One place that I really like to visit is the Bophana Center, because it’s a public space where I can go and do research on Cambodian history. They have a lot of good books there, and an archive of audiovisual materials: movies, documentaries and sound. It’s a quiet and natural place to sit and study, and it’s also a good place to meet people who are making films and working in cinema. I love film and it is a great tool for telling stories; I would like to work in the film industry after graduation [from journalism school]. I volunteered [with the Bophana Center] last year for the Cambodian International Film Festival, and I got to meet Angelina Jolie and Brad Pitt.
Impact Hub Phnom Penh
I like Impact Hub because they are always looking to empower youth, and they help people launch start-ups. What’s really good is that they encourage women and girls to work on their own business ideas, and they’ll talk very openly about gender issues. More Cambodian women and girls [are becoming] interested in starting up their own business – I want to start my own social enterprise. At Impact Hub, you can go get a free consultation, which is really great. I go there a few times a month, because they host events there almost every day – and not just about business. They’re about art, too. Sometimes I’ll just go there to meet up with my friends and debate topics and issues.
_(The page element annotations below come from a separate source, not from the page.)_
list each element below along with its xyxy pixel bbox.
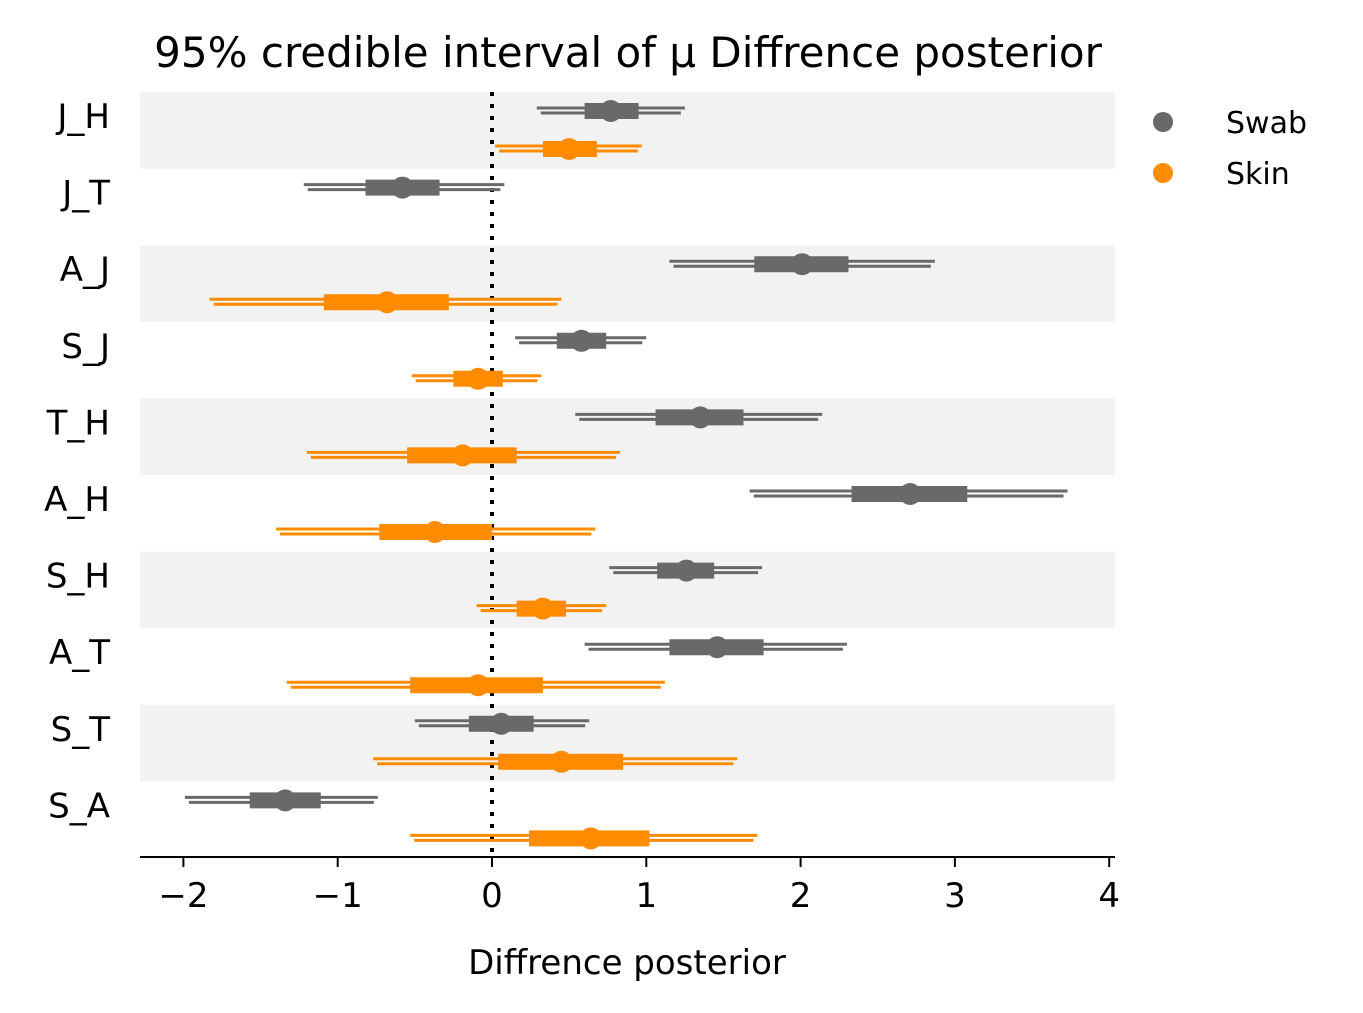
mean-point xyxy=(675,559,698,582)
legend-marker-swab xyxy=(1153,112,1173,132)
interval-marks xyxy=(184,100,1068,850)
legend-marker-skin xyxy=(1153,163,1173,183)
y-tick-label: J_T xyxy=(60,174,110,214)
mean-point xyxy=(531,597,554,620)
mean-point xyxy=(558,138,581,160)
mean-point xyxy=(490,712,513,735)
mean-point xyxy=(376,291,399,314)
y-tick-label: A_H xyxy=(44,480,110,520)
x-tick-label: 4 xyxy=(1098,876,1120,916)
legend-label-swab: Swab xyxy=(1226,106,1307,141)
x-tick-label: 1 xyxy=(635,876,657,916)
mean-point xyxy=(689,406,712,429)
x-tick-label: 2 xyxy=(790,876,812,916)
y-tick-label: S_H xyxy=(46,557,110,597)
y-tick-label: T_H xyxy=(46,403,110,443)
mean-point xyxy=(550,750,573,773)
legend: Swab Skin xyxy=(1153,106,1307,192)
y-tick-labels: J_H J_T A_J S_J T_H A_H S_H A_T S_T S_A xyxy=(44,97,110,826)
x-tick-label: −2 xyxy=(158,876,208,916)
row-band xyxy=(140,475,1115,552)
mean-point xyxy=(467,367,490,390)
y-tick-label: S_T xyxy=(51,710,111,750)
mean-point xyxy=(391,176,414,199)
legend-label-skin: Skin xyxy=(1226,157,1290,192)
x-axis-label: Diffrence posterior xyxy=(468,943,786,983)
x-axis: −2 −1 0 1 2 3 4 xyxy=(140,856,1120,916)
y-tick-label: S_A xyxy=(48,786,110,826)
mean-point xyxy=(467,674,490,697)
row-band xyxy=(140,245,1115,322)
row-band xyxy=(140,704,1115,782)
mean-point xyxy=(423,521,446,543)
row-band xyxy=(140,398,1115,475)
chart-title: 95% credible interval of μ Diffrence pos… xyxy=(154,28,1102,77)
row-band xyxy=(140,321,1115,399)
mean-point xyxy=(579,827,602,850)
row-bands xyxy=(140,92,1115,858)
y-tick-label: J_H xyxy=(55,97,110,137)
mean-point xyxy=(899,483,922,505)
mean-point xyxy=(706,636,729,659)
mean-point xyxy=(791,253,814,276)
row-band xyxy=(140,168,1115,246)
mean-point xyxy=(570,329,593,352)
mean-point xyxy=(274,789,297,812)
y-tick-label: S_J xyxy=(61,327,110,367)
x-tick-label: 3 xyxy=(944,876,966,916)
mean-point xyxy=(599,100,622,122)
y-tick-label: A_J xyxy=(60,250,110,290)
row-band xyxy=(140,628,1115,705)
row-band xyxy=(140,551,1115,629)
x-tick-label: 0 xyxy=(481,876,503,916)
mean-point xyxy=(451,444,474,467)
y-tick-label: A_T xyxy=(49,633,110,673)
x-tick-label: −1 xyxy=(313,876,363,916)
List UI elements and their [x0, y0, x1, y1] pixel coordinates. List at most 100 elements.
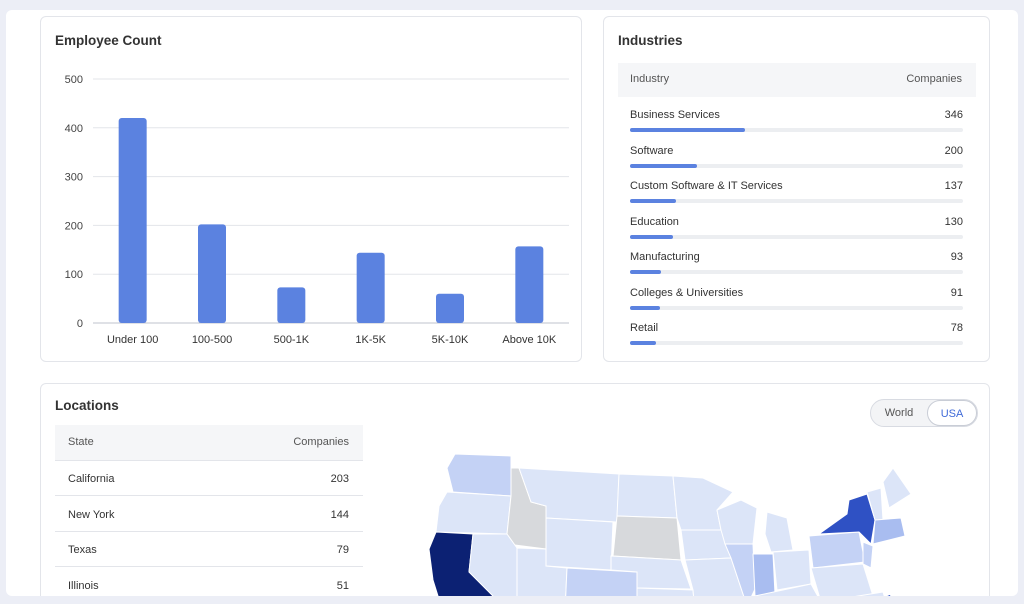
map-state-pennsylvania[interactable] — [808, 531, 866, 569]
employee-count-chart: 0 100 200 300 400 500 Under 100 100-500 500-1K 1K… — [65, 74, 569, 346]
industry-bar-track — [630, 341, 963, 345]
industry-count: 130 — [944, 215, 963, 228]
industry-row[interactable]: Software 200 — [630, 145, 963, 177]
location-state: California — [68, 473, 115, 485]
map-state-michigan[interactable] — [764, 511, 794, 553]
industry-bar-fill — [630, 128, 746, 132]
map-state-oregon[interactable] — [435, 491, 512, 535]
industry-bar-track — [630, 163, 963, 168]
industry-bar-fill — [630, 163, 697, 168]
industry-column-header: Industry — [630, 73, 670, 85]
bar-5k-10k[interactable] — [436, 293, 464, 323]
usa-toggle-button[interactable]: USA — [927, 400, 977, 426]
map-state-wisconsin[interactable] — [716, 499, 758, 545]
industry-bar-track — [630, 270, 963, 274]
dashboard-canvas: Employee Count 0 100 200 300 400 500 Under 100… — [6, 10, 1018, 596]
map-state-north-carolina[interactable] — [817, 591, 889, 596]
map-state-washington[interactable] — [446, 453, 512, 497]
bar-100-500[interactable] — [198, 224, 226, 323]
locations-table-header: State Companies — [55, 425, 363, 461]
industry-bar-track — [630, 305, 963, 310]
map-state-south-dakota[interactable] — [612, 515, 682, 561]
industry-bar-fill — [630, 305, 661, 310]
companies-column-header: Companies — [293, 436, 349, 448]
locations-card: Locations World USA State Companies Cali… — [40, 383, 990, 596]
industry-name: Retail — [630, 322, 659, 334]
industry-row[interactable]: Colleges & Universities 91 — [630, 287, 963, 319]
industry-count: 346 — [944, 109, 963, 121]
industry-count: 137 — [944, 180, 963, 192]
map-state-illinois[interactable] — [724, 543, 756, 596]
map-state-missouri[interactable] — [684, 557, 747, 596]
location-row[interactable]: New York 144 — [55, 497, 363, 532]
location-count: 51 — [336, 579, 349, 592]
map-state-massachusetts[interactable] — [872, 517, 906, 545]
location-row[interactable]: Illinois 51 — [55, 568, 363, 597]
bar-500-1k[interactable] — [277, 287, 306, 323]
employee-count-card: Employee Count 0 100 200 300 400 500 Under 100… — [40, 16, 582, 362]
industry-name: Business Services — [630, 109, 720, 121]
location-state: New York — [68, 508, 115, 521]
industry-bar-track — [630, 128, 963, 132]
map-state-nevada[interactable] — [468, 533, 518, 596]
bar-above-10k[interactable] — [515, 246, 544, 323]
industry-name: Colleges & Universities — [630, 286, 744, 299]
map-state-new-jersey[interactable] — [862, 541, 874, 569]
industry-bar-track — [630, 234, 963, 239]
industries-title: Industries — [618, 33, 683, 48]
bar-1k-5k[interactable] — [356, 252, 385, 323]
y-tick-label: 400 — [65, 123, 83, 135]
location-row[interactable]: California 203 — [55, 461, 363, 496]
location-state: Texas — [68, 544, 97, 556]
map-state-indiana[interactable] — [752, 553, 776, 596]
companies-column-header: Companies — [906, 73, 962, 85]
map-state-virginia[interactable] — [810, 563, 874, 596]
map-state-florida[interactable] — [867, 593, 892, 596]
location-count: 144 — [330, 508, 349, 521]
locations-title: Locations — [55, 398, 119, 413]
industry-count: 200 — [944, 144, 963, 157]
map-state-kansas[interactable] — [636, 587, 695, 596]
y-tick-label: 500 — [65, 74, 83, 86]
x-tick-label: 1K-5K — [355, 334, 386, 346]
map-state-ohio[interactable] — [772, 549, 812, 591]
x-tick-label: 5K-10K — [432, 334, 469, 346]
industry-bar-fill — [630, 234, 674, 239]
industries-table-header: Industry Companies — [618, 63, 976, 97]
industry-bar-fill — [630, 270, 661, 274]
world-toggle-button[interactable]: World — [884, 407, 914, 419]
location-row[interactable]: Texas 79 — [55, 532, 363, 567]
industry-row[interactable]: Retail 78 — [630, 322, 963, 354]
map-state-kentucky[interactable] — [754, 583, 821, 596]
industry-row[interactable]: Education 130 — [630, 216, 963, 248]
industry-row[interactable]: Custom Software & IT Services 137 — [630, 180, 963, 212]
industry-bar-fill — [630, 199, 676, 203]
usa-map — [428, 453, 912, 596]
industry-count: 93 — [950, 251, 963, 263]
map-state-north-dakota[interactable] — [616, 473, 678, 519]
state-column-header: State — [68, 436, 94, 448]
industry-row[interactable]: Manufacturing 93 — [630, 251, 963, 283]
industry-bar-fill — [630, 341, 656, 345]
y-tick-label: 0 — [77, 318, 83, 330]
y-tick-label: 100 — [65, 269, 83, 281]
industry-bar-track — [630, 199, 963, 203]
map-state-colorado[interactable] — [565, 567, 638, 596]
x-tick-label: 100-500 — [192, 334, 232, 346]
industry-name: Manufacturing — [630, 251, 700, 263]
industry-row[interactable]: Business Services 346 — [630, 109, 963, 141]
y-tick-label: 300 — [65, 172, 83, 184]
y-tick-label: 200 — [65, 220, 83, 232]
map-state-maine[interactable] — [882, 467, 912, 509]
industry-name: Software — [630, 144, 674, 157]
x-tick-label: Under 100 — [107, 334, 158, 346]
industries-card: Industries Industry Companies Business S… — [603, 16, 990, 362]
location-count: 203 — [330, 473, 349, 485]
bar-under-100[interactable] — [118, 118, 147, 323]
industry-count: 78 — [950, 322, 963, 334]
x-tick-label: 500-1K — [274, 334, 310, 346]
employee-count-title: Employee Count — [55, 33, 162, 48]
x-tick-label: Above 10K — [502, 334, 556, 346]
map-state-wyoming[interactable] — [545, 517, 614, 571]
industry-count: 91 — [950, 286, 963, 299]
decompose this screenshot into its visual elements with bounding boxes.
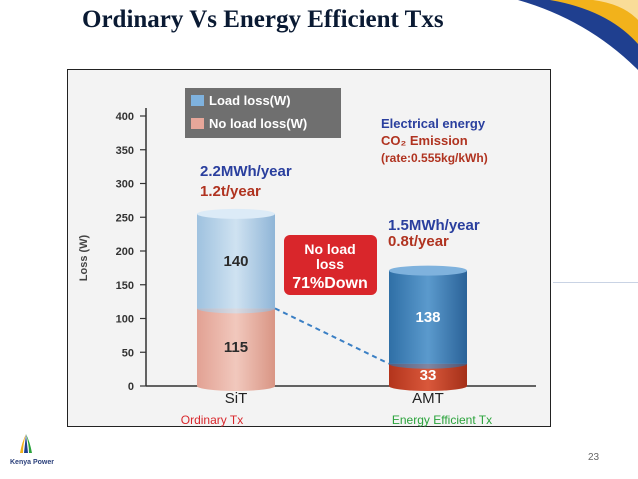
legend-label-load: Load loss(W) (209, 93, 291, 108)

US Embassy Information Resource Center
This centre is located inside the US embassy. I go there very often just to read the books. Most of them are from the United States – they’re good books that I can even read for free. They have a library where you can take out three books at a time and borrow a Kindle. For students, it’s perfect, because you can do research in a quiet environment. We even started a book club, and now it has around 20 members. Anyone can go, you just need to sign up and get a card. Sometimes they put on talks about youth education or US-Cambodian relations. Recently, I’ve listened to discussions about the US elections in that space.
Living in Phnom Penh is like living in a new environment every day – it’s so diverse here. I go to Java because it has art and I usually try to find places that have new and unique types of art. It’s a romantic place with a nice atmosphere and very well organised. Sometimes they put on art events and invite international and Cambodian artists to speak about their projects. Usually my friends and I can get together there to discuss art projects. The food and the coffee there is also very good.
I really like art and cinema, and Meta House is always screening free films and putting on exhibitions. They show films for both foreigners and locals, and they frequently have exhibitions of Cambodian art. It’s also just a great place to meet people, because it’s a free space where you can talk and exchange ideas. The events are diverse: arts, poetry, music. My favourite exhibitions at Meta House are about women’s empowerment, art and the environment. It’s a great place for young people with similar interests to meet, and also because even if you don’t have a lot of money, most of the events are free and open to the public. I usually go about twice a month, when they have events on art and the environment.